End Tidal CO2 in TBI

Does End Tidal CO2 correlate with PaCO2 in Traumatic Brain Injury?

Your neurosurgeons and trauma team have accepted a transfer to your hospital for intensive management of a trauma patient who presented to a small community hospital with a traumatic subarachnoid hemorrhage and epidural hematoma after being involved in a motorcycle accident.

Upon arrival with the critical care transport team, the patient is already intubated and stable on a a ventilator with appropriate sedation and stable hemodynamics.  However, the neurosurgeons are in the operating room managing a spontaneous intraparenchymal hemorrhage and there are no available ICU beds due to multiple gun shot victims from a gang fight that you finished admitting.

While the patient is in the ED, the neurosurgeons recommend maintaining eucapnea for the patient since while there are no acute signs of herniation.(1). 

Can you use the end tidal CO2(etCO2) or do you need to rely on arterial blood gas (ABG) measurements to maintain PaCO2 between 35-40 mm Hg? 

In trauma patients the most robust evidence for the correlation between etCO2 and PaCO2 comes form a prospective observational study in Emergency department patients at a single center conducted by Lee et. al in 2009.(2)  The median difference of PaCO2 and etCO2 was 3.6 mm Hg and greater in patients with severe hypotension and lactates > 7 mm/L.  To have maximal safety it is safe to assume that the etCO2 generally underestimated the PaCO2 by at least 5 mm Hg and the PaCO2 can be at least equal but possibly higher than the etCO2.

However in poly trauma patients especially those with severe chest and abdominal trauma there was as little as a 29% acceptable correlation of 5mmHg between the etCO2 and the paCO2.(3)  In those cases Warner et al. in 2009 concluded that there is an unacceptable correlation between etCO2 and PaCO2 in the very sick and severely injured trauma patients.  It is more likely that the etCO2 is artificially low and is a measure of relative perfusion and less correlated with the PaCO2 and ventilation.  These patients should have arterial PaCO2 measurements performed by ABG and most likely will benefit from an arterial line for monitoring resuscitation efforts.

Case conclusion: Since the patient remained hemodynamically stable on the ventilator and only suffered from isolated TBI, you performed an initial ABG at found a PaCO2 of 37 mmHg and observed an etCO2 of 39-41 mm Hg by waveform capnography.  For the next 3 hours in the ED you continued to monitor the etCO2 and did not perform any repeat ABGs. 

Bottom Line:  End tidal CO2 will differ most from PaCO2 in the severely injured and in patients with shock.  In isolated hemodynamically stable Traumatic Brain Injury, the etCO2 should correlate relatively well by at least 5mm Hg.

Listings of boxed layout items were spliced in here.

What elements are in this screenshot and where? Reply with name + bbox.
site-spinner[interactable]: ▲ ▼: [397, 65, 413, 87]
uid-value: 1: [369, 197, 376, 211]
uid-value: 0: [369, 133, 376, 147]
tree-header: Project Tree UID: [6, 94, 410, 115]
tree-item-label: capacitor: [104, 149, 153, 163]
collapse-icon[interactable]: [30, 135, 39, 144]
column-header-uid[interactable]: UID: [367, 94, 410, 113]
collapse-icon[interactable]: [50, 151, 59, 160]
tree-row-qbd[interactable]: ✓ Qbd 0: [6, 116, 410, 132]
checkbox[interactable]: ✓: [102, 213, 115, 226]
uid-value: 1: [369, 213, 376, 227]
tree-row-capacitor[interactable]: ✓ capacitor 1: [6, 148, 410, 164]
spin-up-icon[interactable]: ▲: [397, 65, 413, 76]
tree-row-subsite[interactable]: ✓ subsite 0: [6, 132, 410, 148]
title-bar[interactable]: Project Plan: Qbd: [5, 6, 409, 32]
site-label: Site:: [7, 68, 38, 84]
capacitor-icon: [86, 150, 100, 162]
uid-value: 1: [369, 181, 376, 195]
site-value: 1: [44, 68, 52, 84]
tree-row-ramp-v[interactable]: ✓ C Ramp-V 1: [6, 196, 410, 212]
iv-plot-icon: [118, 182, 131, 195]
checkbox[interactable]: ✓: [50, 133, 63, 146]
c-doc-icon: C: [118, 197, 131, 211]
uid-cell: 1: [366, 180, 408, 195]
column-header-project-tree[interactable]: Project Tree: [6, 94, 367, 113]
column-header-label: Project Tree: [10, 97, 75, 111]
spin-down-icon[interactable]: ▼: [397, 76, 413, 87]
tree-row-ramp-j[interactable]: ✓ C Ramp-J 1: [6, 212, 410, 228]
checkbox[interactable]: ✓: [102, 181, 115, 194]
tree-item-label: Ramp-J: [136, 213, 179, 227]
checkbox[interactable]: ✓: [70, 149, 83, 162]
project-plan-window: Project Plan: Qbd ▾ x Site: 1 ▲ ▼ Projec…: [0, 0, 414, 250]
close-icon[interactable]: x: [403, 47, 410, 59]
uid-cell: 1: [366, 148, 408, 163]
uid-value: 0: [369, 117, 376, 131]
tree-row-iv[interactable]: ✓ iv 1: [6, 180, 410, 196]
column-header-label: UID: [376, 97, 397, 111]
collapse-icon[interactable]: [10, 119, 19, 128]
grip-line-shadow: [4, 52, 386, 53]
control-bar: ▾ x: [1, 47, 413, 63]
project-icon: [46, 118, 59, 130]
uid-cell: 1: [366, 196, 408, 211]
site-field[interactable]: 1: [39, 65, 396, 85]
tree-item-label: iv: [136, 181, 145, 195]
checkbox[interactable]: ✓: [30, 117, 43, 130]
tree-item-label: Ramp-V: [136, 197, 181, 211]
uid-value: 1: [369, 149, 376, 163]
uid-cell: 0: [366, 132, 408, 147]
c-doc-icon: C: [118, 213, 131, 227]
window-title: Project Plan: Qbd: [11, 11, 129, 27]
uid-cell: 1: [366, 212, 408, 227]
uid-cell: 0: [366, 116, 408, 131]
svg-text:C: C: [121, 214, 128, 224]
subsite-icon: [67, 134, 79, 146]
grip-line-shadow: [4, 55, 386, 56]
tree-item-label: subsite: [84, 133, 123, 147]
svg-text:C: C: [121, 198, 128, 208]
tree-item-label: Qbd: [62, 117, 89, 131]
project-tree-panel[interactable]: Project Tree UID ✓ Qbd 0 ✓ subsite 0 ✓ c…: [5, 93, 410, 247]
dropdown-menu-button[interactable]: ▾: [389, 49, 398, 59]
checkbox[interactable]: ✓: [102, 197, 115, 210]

For more details and a continually updated list of evidence for this topic see:
http://www.wikem.org/wiki/EBQ:End-Tidal_CO2_PaCO2_correlation  

  1. Badjatia N, Carney N, Crocco TJ. Guidelines for prehospital management of traumatic brain injury 2nd edition. Prehospital Emergency Care. 2008;12(s1):S1S52. doi:10.1080/10903120701732052.
  2.  Lee S-W, Hong Y-S, Han C, et al. Concordance of End-Tidal Carbon Dioxide and Arterial Carbon Dioxide in Severe Traumatic Brain injury. J Trauma. 2009;67(3):526530. doi:10.1097/TA.0b013e3181866432
  3. Warner KJ, Cuschieri J, Garland B, et al. The Utility of Early End-Tidal Capnography in Monitoring Ventilation Status After Severe Injury. J Trauma. 2009;66(1):2631. doi:10.1097/TA.0b013e3181957a25.